The higher NOD1 and NOD2 were observed in villi from patients who experienced RSA compared with those who experienced a normal pregnancy. The ligands can up-regulate the expression of their receptors. After activation, NOD1 and NOD2 inhibited the invasion of trophoblast cells by decreasing MMP9 but not MMP2. After the activation of NOD1 and NOD2, the mitogen-activated protein kinase (MAPK)/p38 pathway was activated time dependently. Blocking this pathway with a specific inhibitor (SB203580) attenuated NOD1-and NOD2-regulated trophoblast invasions.
These results suggest that abnormal elevated NOD1 and NOD2 expression in villi relate to pregnancy outcomes. Further, activation of NOD1 and NOD2 could have a bearing on our understanding of the invasive ability of trophoblasts.
核苷酸结合寡聚化富含亮氨酸重复序列(NLR)被认为是模式识别受体的成员,在宿主先天免疫防御中发挥重要作用。在本研究中,我们调查了核苷酸结合寡聚化结构域1和2(NOD1和NOD2)在妊娠早期对人原代滋养层细胞侵袭性的表达和调控。

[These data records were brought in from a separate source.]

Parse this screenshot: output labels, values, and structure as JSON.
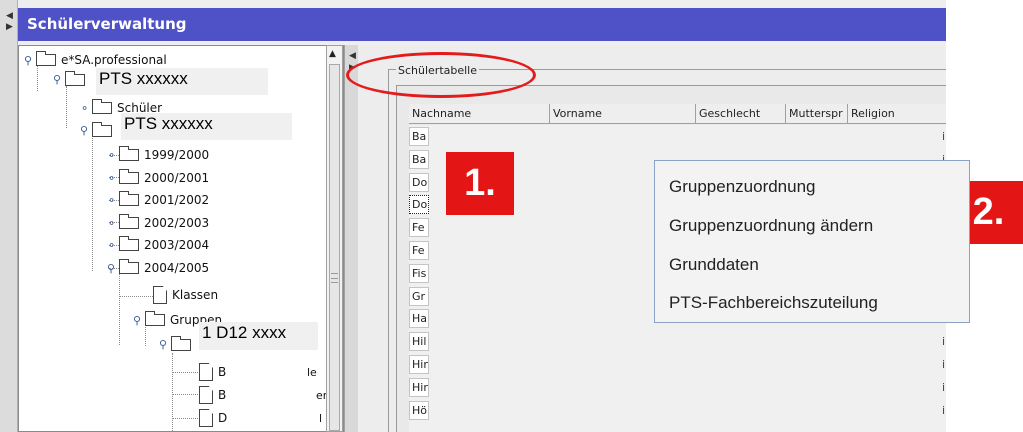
{
  "window": {
    "title": "Schülerverwaltung"
  },
  "tree": {
    "root": "e*SA.professional",
    "school_overlay": "PTS xxxxxx",
    "students": "Schüler",
    "subschool_overlay": "PTS xxxxxx",
    "years": [
      "1999/2000",
      "2000/2001",
      "2001/2002",
      "2002/2003",
      "2003/2004",
      "2004/2005"
    ],
    "classes": "Klassen",
    "groups": "Gruppen",
    "group_overlay": "1 D12 xxxx",
    "group_children": [
      {
        "prefix": "B",
        "suffix": "le"
      },
      {
        "prefix": "B",
        "suffix": "er"
      },
      {
        "prefix": "D",
        "suffix": "l"
      }
    ]
  },
  "students_table": {
    "legend": "Schülertabelle",
    "columns": [
      "Nachname",
      "Vorname",
      "Geschlecht",
      "Mutterspr",
      "Religion"
    ],
    "rows": [
      "Ba",
      "Ba",
      "Do",
      "Do",
      "Fe",
      "Fe",
      "Fis",
      "Gr",
      "Ha",
      "Hil",
      "Hir",
      "Hir",
      "Hö"
    ],
    "selected_row": 3
  },
  "context_menu": {
    "items": [
      "Gruppenzuordnung",
      "Gruppenzuordnung ändern",
      "Grunddaten",
      "PTS-Fachbereichszuteilung"
    ]
  },
  "annotations": {
    "step1": "1.",
    "step2": "2.",
    "highlight_color": "#e41b1b"
  },
  "colors": {
    "titlebar": "#4f52c7",
    "badge": "#e41515"
  }
}
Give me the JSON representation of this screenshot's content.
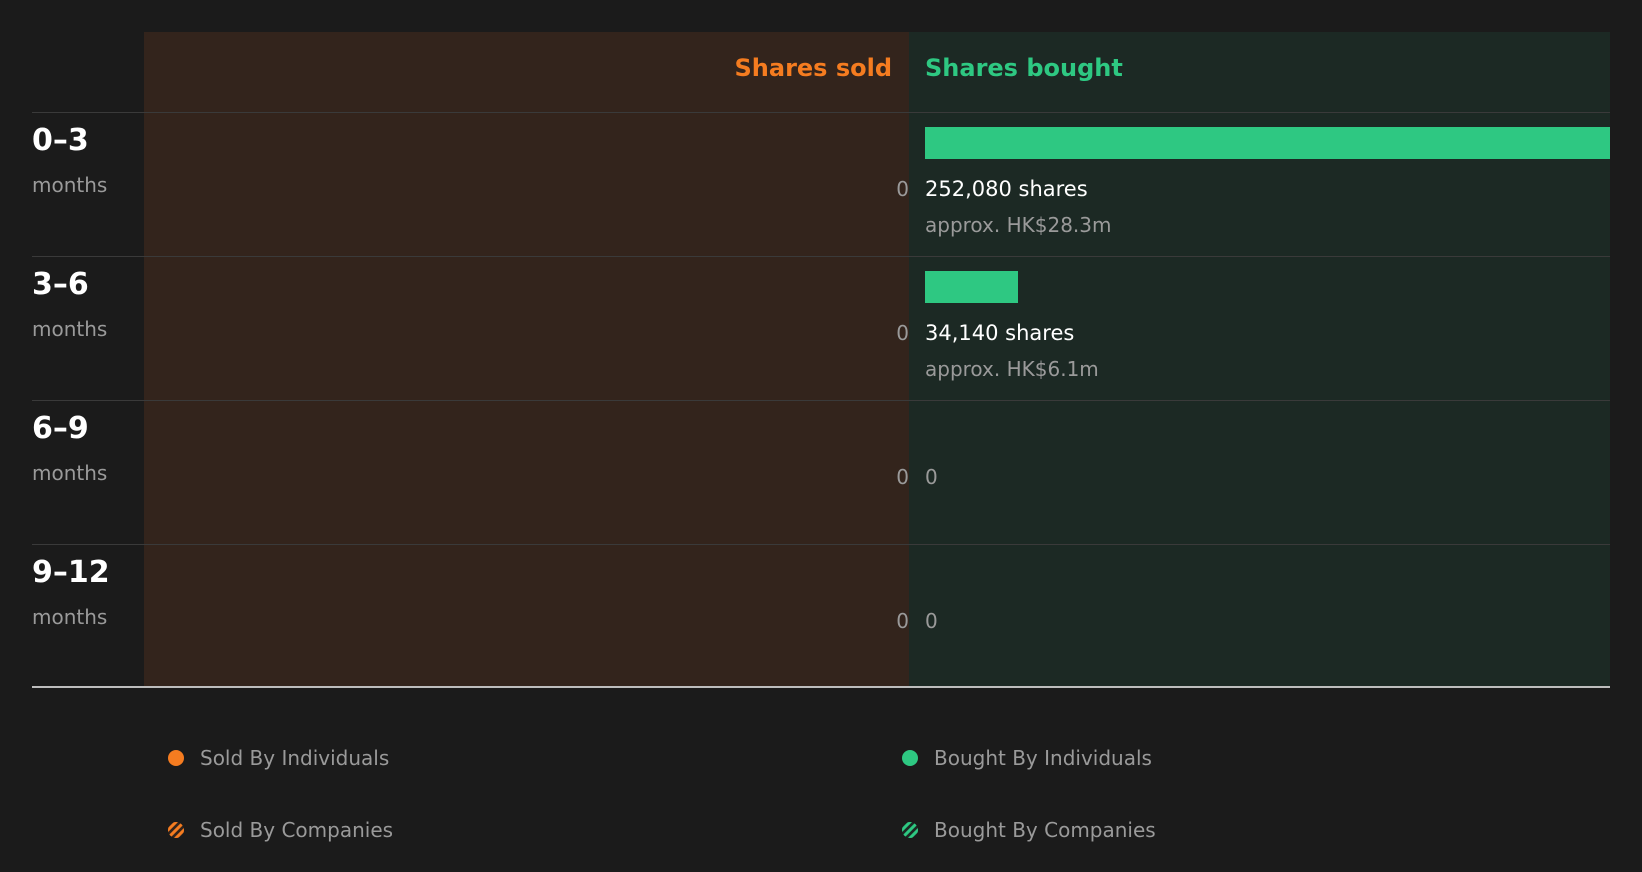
{
  "colors": {
    "sold": "#f57c20",
    "bought": "#2ec882"
  },
  "header": {
    "sold": "Shares sold",
    "bought": "Shares bought"
  },
  "chart_data": {
    "type": "bar",
    "categories": [
      "0-3 months",
      "3-6 months",
      "6-9 months",
      "9-12 months"
    ],
    "series": [
      {
        "name": "Shares sold",
        "values": [
          0,
          0,
          0,
          0
        ]
      },
      {
        "name": "Shares bought",
        "values": [
          252080,
          34140,
          0,
          0
        ]
      }
    ]
  },
  "rows": [
    {
      "period": "0–3",
      "unit": "months",
      "sold": "0",
      "bought_shares": "252,080 shares",
      "bought_approx": "approx. HK$28.3m"
    },
    {
      "period": "3–6",
      "unit": "months",
      "sold": "0",
      "bought_shares": "34,140 shares",
      "bought_approx": "approx. HK$6.1m"
    },
    {
      "period": "6–9",
      "unit": "months",
      "sold": "0",
      "bought_zero": "0"
    },
    {
      "period": "9–12",
      "unit": "months",
      "sold": "0",
      "bought_zero": "0"
    }
  ],
  "legend": {
    "sold_individuals": "Sold By Individuals",
    "sold_companies": "Sold By Companies",
    "bought_individuals": "Bought By Individuals",
    "bought_companies": "Bought By Companies"
  }
}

分别通过免疫化学、蛋白质印迹和实时逆转录聚合酶链反应分析复发性自然流产(RSA)患者和正常妊娠的人孕早期绒毛中NOD1和NOD2的表达。检测配体对其受体调控及滋养层细胞侵袭性的影响。采用酶联免疫吸附测定法检测滋养层细胞分泌基质金属蛋白酶-9(MMP9)和基质金属蛋白酶-2(MMP2)的情况。我们还研究了参与滋养层细胞侵袭的信号通路。
与正常妊娠患者相比,RSA患者绒毛中NOD1和NOD2的表达更高。配体可上调其受体的表达。激活后,NOD1和NOD2通过降低MMP9而非MMP2来抑制滋养层细胞的侵袭。NOD1和NOD2激活后,丝裂原活化蛋白激酶(MAPK)/p38通路呈时间依赖性激活。用特异性抑制剂(SB203580)阻断该通路可减弱NOD1和NOD2调控的滋养层细胞侵袭。
这些结果表明,绒毛中NOD1和NOD2表达异常升高与妊娠结局有关。此外,NOD1和NOD2的激活可能有助于我们理解滋养层细胞的侵袭能力。